Validation accuracy is about one percentage point better.

**Question 1:** Why do you think the benefit of adding an attention layer is not larger?

[Return to Top](#returnToTop)  
<a id = 't5Example'></a>

## 3. T5

Now we turn to text generation with transformers. The T5 system was introduced [here](https://arxiv.org/pdf/1910.10683.pdf).  This model uses both the encoder and the decoder configurations of transformers and connects them together.  A big difference with this model is that it designed to accept text as an input and produce text as an output for a number of different tasks ranging from summarization and question answering to classification.  The system needs to be told which task to perform as the first part of the input text.  Be sure to look in *Appendix D* of the paper to see a complete set of the tasks that T5 base and large checkpoints can perform right out of the box and the data used to train them.

Let's play a bit with Huggingface's (Large) implementation of T5.

In [None]:
t5_model = TFT5ForConditionalGeneration.from_pretrained('t5-large')
t5_tokenizer = T5Tokenizer.from_pretrained('t5-large')

t5_model.summary()

Downloading (…)lve/main/config.json:   0%|          | 0.00/1.21k [00:00<?, ?B/s]

Downloading (…)"tf_model.h5";:   0%|          | 0.00/2.95G [00:00<?, ?B/s]

All model checkpoint layers were used when initializing TFT5ForConditionalGeneration.

All the layers of TFT5ForConditionalGeneration were initialized from the model checkpoint at t5-large.
If your task is similar to the task the model of the checkpoint was trained on, you can already use TFT5ForConditionalGeneration for predictions without further training.


Downloading (…)neration_config.json:   0%|          | 0.00/147 [00:00<?, ?B/s]

Downloading (…)ve/main/spiece.model:   0%|          | 0.00/792k [00:00<?, ?B/s]

Model: "tft5_for_conditional_generation"
_________________________________________________________________
 Layer (type)                Output Shape              Param #   
 shared (Embedding)          multiple                  32899072  
                                                                 
 encoder (TFT5MainLayer)     multiple                  334939648 
                                                                 
 decoder (TFT5MainLayer)     multiple                  435627520 
                                                                 
Total params: 737,668,096
Trainable params: 737,668,096
Non-trainable params: 0
_________________________________________________________________


For now, this behavior is kept to avoid breaking backwards compatibility when padding/encoding with `truncation is True`.
- Be aware that you SHOULD NOT rely on t5-large automatically truncating your input to 512 when padding/encoding.
- If you want to encode/pad to sequences longer than 512 you can either instantiate this tokenizer with `model_max_length` or pass `max_length` when encoding/padding.

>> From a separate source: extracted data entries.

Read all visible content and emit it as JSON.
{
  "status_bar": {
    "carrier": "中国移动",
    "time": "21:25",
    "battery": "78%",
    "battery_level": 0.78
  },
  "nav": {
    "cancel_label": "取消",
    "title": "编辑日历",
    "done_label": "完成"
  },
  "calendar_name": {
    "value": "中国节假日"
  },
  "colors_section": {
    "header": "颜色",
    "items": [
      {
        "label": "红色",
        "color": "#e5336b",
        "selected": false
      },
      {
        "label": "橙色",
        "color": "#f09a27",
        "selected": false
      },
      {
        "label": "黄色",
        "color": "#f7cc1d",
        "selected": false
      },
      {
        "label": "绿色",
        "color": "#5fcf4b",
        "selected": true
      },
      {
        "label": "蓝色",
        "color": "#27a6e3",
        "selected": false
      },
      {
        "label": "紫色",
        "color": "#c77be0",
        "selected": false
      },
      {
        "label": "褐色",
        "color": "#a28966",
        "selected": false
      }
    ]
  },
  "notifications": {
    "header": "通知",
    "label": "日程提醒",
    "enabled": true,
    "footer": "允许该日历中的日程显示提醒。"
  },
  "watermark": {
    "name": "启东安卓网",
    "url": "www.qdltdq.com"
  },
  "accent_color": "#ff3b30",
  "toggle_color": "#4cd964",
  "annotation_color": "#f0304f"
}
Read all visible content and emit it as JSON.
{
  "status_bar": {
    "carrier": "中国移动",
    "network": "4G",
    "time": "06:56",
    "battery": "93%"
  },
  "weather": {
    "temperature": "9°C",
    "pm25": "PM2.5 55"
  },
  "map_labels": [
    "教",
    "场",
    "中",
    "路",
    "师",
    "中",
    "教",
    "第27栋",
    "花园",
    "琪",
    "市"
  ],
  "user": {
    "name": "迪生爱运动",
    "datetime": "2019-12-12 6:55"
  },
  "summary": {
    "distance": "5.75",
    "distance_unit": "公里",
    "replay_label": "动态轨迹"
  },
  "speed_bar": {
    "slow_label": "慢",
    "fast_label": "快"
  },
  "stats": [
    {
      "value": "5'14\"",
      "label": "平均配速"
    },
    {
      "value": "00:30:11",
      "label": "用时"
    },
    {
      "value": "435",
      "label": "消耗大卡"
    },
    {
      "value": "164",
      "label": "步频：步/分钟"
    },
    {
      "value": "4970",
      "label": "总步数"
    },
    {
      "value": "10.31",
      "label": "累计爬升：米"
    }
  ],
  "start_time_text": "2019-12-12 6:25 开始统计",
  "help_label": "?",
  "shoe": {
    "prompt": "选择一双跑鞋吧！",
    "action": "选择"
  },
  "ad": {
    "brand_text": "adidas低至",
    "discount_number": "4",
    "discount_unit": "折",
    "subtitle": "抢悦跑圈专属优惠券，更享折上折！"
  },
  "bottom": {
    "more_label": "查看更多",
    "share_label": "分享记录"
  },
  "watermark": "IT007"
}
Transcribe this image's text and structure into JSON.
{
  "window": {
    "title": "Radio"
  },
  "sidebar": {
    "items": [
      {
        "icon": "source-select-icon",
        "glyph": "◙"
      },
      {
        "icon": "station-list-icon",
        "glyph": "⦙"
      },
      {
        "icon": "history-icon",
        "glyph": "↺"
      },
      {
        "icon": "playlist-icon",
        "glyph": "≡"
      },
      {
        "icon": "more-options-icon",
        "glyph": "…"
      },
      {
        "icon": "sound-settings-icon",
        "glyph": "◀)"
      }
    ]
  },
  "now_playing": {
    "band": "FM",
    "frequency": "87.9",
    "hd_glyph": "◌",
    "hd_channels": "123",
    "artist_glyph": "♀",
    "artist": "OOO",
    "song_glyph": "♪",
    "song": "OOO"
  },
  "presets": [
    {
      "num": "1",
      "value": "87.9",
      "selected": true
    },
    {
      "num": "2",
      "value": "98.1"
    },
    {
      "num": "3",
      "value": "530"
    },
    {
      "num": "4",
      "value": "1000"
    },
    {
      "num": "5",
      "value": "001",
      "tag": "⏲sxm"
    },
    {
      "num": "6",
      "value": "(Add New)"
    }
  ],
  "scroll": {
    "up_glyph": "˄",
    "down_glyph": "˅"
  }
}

737 m trainable parameters. Quite a lot. 

Let's create a short text to use as an example.

In [None]:
ARTICLE = ("Oh boy, what a lengthy and cumbersome excercise this was. " \
           "I had to look into every detail, check everything twice, " \
           " and then compare to prior results. Because of this tediousness " \
           " and extra work my homework was 2 days late.")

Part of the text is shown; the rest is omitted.